180: Brian Smith on Biochar.
Enhancing your soils through an ancient, carbon-sequestering, process.
Brian is a systems engineer and project manager living in north Phoenix. For the past 30 years, he has worked for GE, Boeing, Lockheed Martin and Honeywell on software for flight control systems in commercial and military aircraft. Recently, he became an entrepreneur and started a small software development company. To balance his high-tech career, he has enjoyed more simple hobbies like making beer, woodworking, and organic gardening.
During the Great Recession, he purchased a foreclosed property that had been neglected and abused for many years and he has spent the last 8 years renovating both the indoors and outdoors. After removing 5 layers of different landscaping stone that previous owners had covered the yard with, he spread several inches of arborist wood chips over the dirt to reduce water loss and increase soil fertility. In the backyard he converted a broken-down diving pool into a private aquifer by filling it with rock and gravel, connecting a pump to the drain pipe and covering it with topsoil. He now has several fruit trees and a vegie garden growing on top of 3000 or 4000 gallons of secure rainwater.

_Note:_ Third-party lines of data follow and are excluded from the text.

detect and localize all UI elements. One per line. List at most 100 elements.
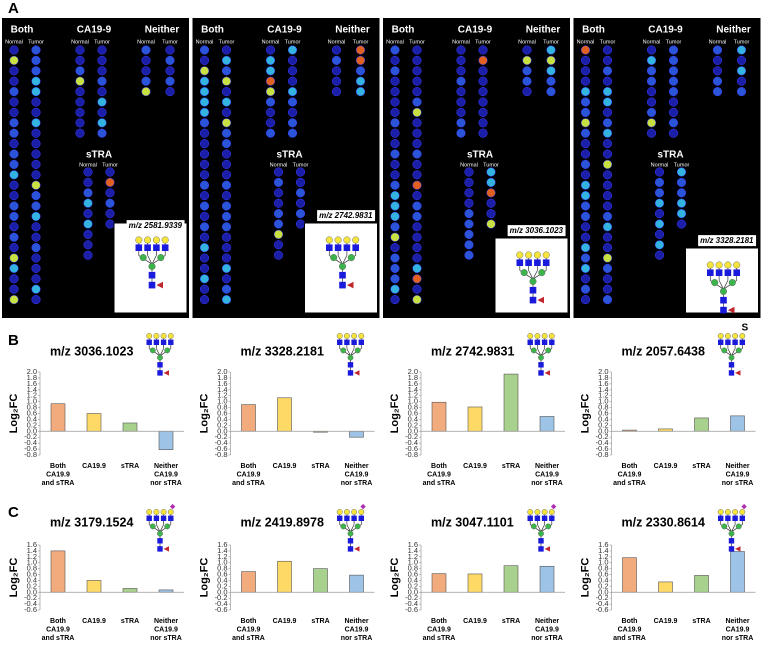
- tissue-core: [390, 243, 400, 253]
- chart-title: m/z 3179.1524: [50, 515, 133, 529]
- tissue-core: [265, 45, 276, 55]
- glycan-man: [720, 287, 728, 295]
- group-label: sTRA: [86, 150, 112, 161]
- tissue-core: [221, 222, 232, 232]
- tissue-core: [456, 107, 466, 117]
- y-tick-label: 1.6: [598, 540, 608, 549]
- y-tick-label: 1.2: [27, 552, 37, 561]
- tissue-core: [165, 66, 175, 76]
- tissue-core: [273, 177, 284, 187]
- glycan-glcnac: [160, 339, 167, 345]
- y-tick-label: 1.6: [27, 540, 37, 549]
- y-tick-label: 0.4: [217, 414, 227, 423]
- x-tick-label: sTRA: [121, 463, 139, 470]
- glycan-fucose: [163, 546, 169, 552]
- group-label: CA19-9: [458, 25, 493, 36]
- tissue-core: [199, 107, 210, 117]
- tissue-core: [9, 232, 19, 242]
- tissue-core: [31, 263, 41, 273]
- bar: [503, 373, 519, 432]
- subhead-label: Tumor: [353, 39, 369, 45]
- bar: [86, 413, 102, 432]
- glycan-gal: [167, 333, 174, 339]
- tissue-core: [522, 66, 532, 76]
- tissue-core: [31, 295, 41, 305]
- glycan-bond: [342, 255, 348, 265]
- tissue-core: [199, 222, 210, 232]
- glycan-glcnac: [339, 271, 346, 279]
- glycan-gal: [527, 333, 534, 339]
- tissue-core: [355, 76, 366, 86]
- tissue-core: [355, 55, 366, 65]
- glycan-bond: [156, 348, 161, 356]
- tissue-core: [221, 274, 232, 284]
- tissue-core: [141, 55, 151, 65]
- tissue-core: [287, 107, 298, 117]
- tissue-core: [83, 219, 93, 229]
- tissue-core: [331, 87, 342, 97]
- y-tick-label: 0.6: [27, 408, 37, 417]
- tissue-core: [580, 170, 591, 180]
- glycan-fucose: [156, 281, 163, 289]
- tissue-core: [31, 76, 41, 86]
- tissue-core: [83, 209, 93, 219]
- glycan-man: [721, 523, 728, 530]
- x-tick-label: CA19.9: [345, 626, 369, 633]
- x-tick-label: Neither: [344, 463, 368, 470]
- chart-title: m/z 3047.1101: [431, 515, 514, 529]
- glycan-glcnac: [542, 259, 550, 266]
- tissue-core: [580, 45, 591, 55]
- chart-title: m/z 2057.6438: [622, 344, 705, 358]
- tissue-core: [31, 45, 41, 55]
- tissue-core: [9, 295, 19, 305]
- y-tick-label: -0.4: [405, 438, 418, 447]
- y-tick-label: 0.0: [598, 426, 608, 435]
- tissue-core: [9, 180, 19, 190]
- y-axis-label: Log₂FC: [198, 558, 210, 598]
- glycan-glcnac: [732, 515, 738, 521]
- tissue-core: [165, 76, 175, 86]
- tissue-core: [265, 76, 276, 86]
- glycan-glcnac: [527, 515, 533, 521]
- x-tick-label: and sTRA: [232, 635, 265, 642]
- glycan-gal: [525, 251, 533, 259]
- y-tick-label: 0.4: [27, 414, 37, 423]
- x-tick-label: and sTRA: [423, 480, 456, 487]
- tissue-core: [412, 97, 422, 107]
- tissue-core: [355, 87, 366, 97]
- y-tick-label: -0.2: [215, 432, 228, 441]
- glycan-man: [538, 530, 544, 537]
- tissue-core: [412, 170, 422, 180]
- x-tick-label: nor sTRA: [531, 480, 563, 487]
- tissue-core: [676, 188, 687, 198]
- tissue-core: [464, 188, 474, 198]
- mz-label: m/z 2581.9339: [129, 221, 183, 230]
- glycan-bond: [537, 524, 542, 532]
- tissue-core: [668, 45, 679, 55]
- glycan-glcnac: [538, 538, 544, 544]
- glycan-fucose: [354, 546, 360, 552]
- tissue-core: [654, 219, 665, 229]
- tissue-core: [295, 219, 306, 229]
- y-tick-label: 0.6: [217, 570, 227, 579]
- tissue-core: [580, 55, 591, 65]
- glycan-glcnac: [549, 339, 555, 345]
- x-tick-label: CA19.9: [618, 471, 642, 478]
- glycan-man: [354, 523, 361, 530]
- tissue-core: [654, 167, 665, 177]
- y-tick-label: 1.8: [27, 373, 37, 382]
- glycan-gal: [336, 333, 343, 339]
- glycan-glcnac: [529, 296, 537, 304]
- tissue-core: [199, 128, 210, 138]
- tissue-core: [97, 97, 107, 107]
- tissue-core: [412, 149, 422, 159]
- tissue-core: [9, 253, 19, 263]
- tissue-core: [199, 87, 210, 97]
- x-tick-label: CA19.9: [237, 626, 261, 633]
- glycan-glcnac: [724, 269, 732, 276]
- glycan-glcnac: [549, 515, 555, 521]
- y-tick-label: -0.8: [24, 450, 37, 459]
- x-tick-label: CA19.9: [82, 463, 106, 470]
- tissue-core: [221, 66, 232, 76]
- tissue-core: [646, 66, 657, 76]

IN THIS PODCAST: Greg talks to Brian, a transplant to Arizona who needed to improve his gardening results and found out about biochar. Brian explains the process that was used over 2000 years ago, to transform burned wood into a long lasting organic super buffet with nutrients galore. He tells how he was so interested in the results that he took his research to the point that he can now make his own biochar in his backyard.